10/18: Silent Lost and Found
8 PM - The Grim Game (1919)
9:30 PM - Sherlock Holmes (1916)
11:45 PM - The Grim Game (1919)
1:15 AM - The Round-Up (1920)
2:30 AM - The Life of the Party (1920)
Tonight's line-up features four silent films once thought to be lost. The Grim Game stars escape artist and illusionist Harry Houdini as a wrongly imprisoned man who must escape (surprise!) in order to save his fiancee.
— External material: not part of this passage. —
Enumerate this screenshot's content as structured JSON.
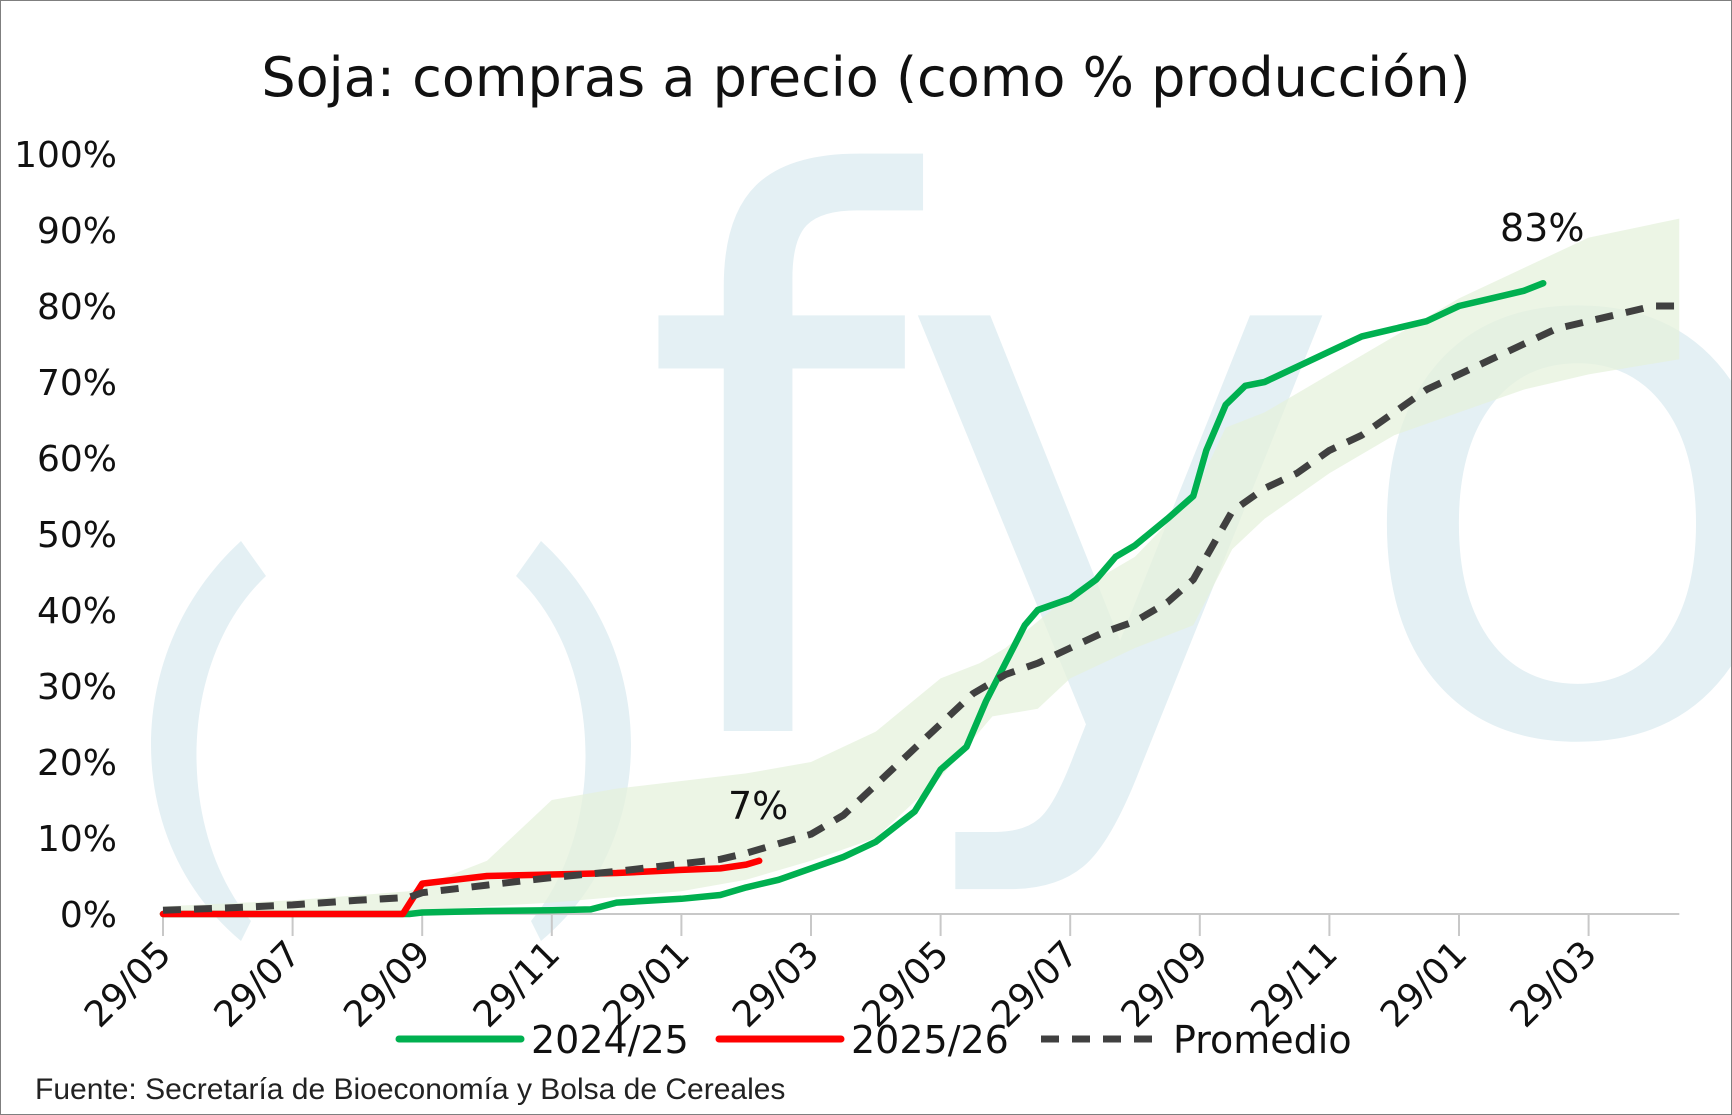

The two showings tonight feature alternate scores; at 8 PM, you'll hear music by Brane Zivkovic and the later version will have music by Steve Sterner. The other films tonight include a Sherlock Holmes story and two features from 1920 starring Fatty Arbuckle. Should be a treat for silent film enthusiasts.


10/28: Semi-Spooky Selections from the Disney Vault
8 PM - The Three Little Pigs (1933)
8:15 PM - The Big Bad Wolf (1934)
8:30 PM - Three Little Wolves (1936)
Three Silly Symphonies shorts featuring the Three Little Pigs and their wolfish nemesis.

8:45 PM - The Adventures of Ichabod and Mr. Toad (1949)
Animated adventures of characters from The Legend of Sleepy Hollow and The Wind and the Willows, featuring the voices of Bing Crosby and Basil Rathbone. 

10 PM - The Old Mill (1937)
Oscar-winning animated short about a community of animals inhabiting an abandoned mill threatened by a severe storm.

10:15 PM - The Plausible Impossible (1956)
Episode of the Disneyland TV show in which Walt Disney explains how animation can make the impossible "real."

11:15 PM - Escape to Witch Mountain (1975)
5 AM - Return From Witch Mountain (1978)
Popular live-action film about supernatural siblings on the run from an unscrupulous millionaire (Ray Milland) and the sequel in which the kids must escape the clutches of  maniacs out to rule the world (Christopher Lee & Bette Davis).

1 AM - Lonesome Ghosts (1937)

Mickey Mouse short which proves that Mickey was ghost hunting before it was cool.

1:15 AM - Frankenweenie (1984)
An early short film by Tim Burton about a boy scientist who brings his dog back to life.

2 AM - Mr. Boogedy (1986)
3 AM - The Ghosts of Buxley Hall (1980)
Two made-for-TV movies about hauntings at a family home and military academy, respectively.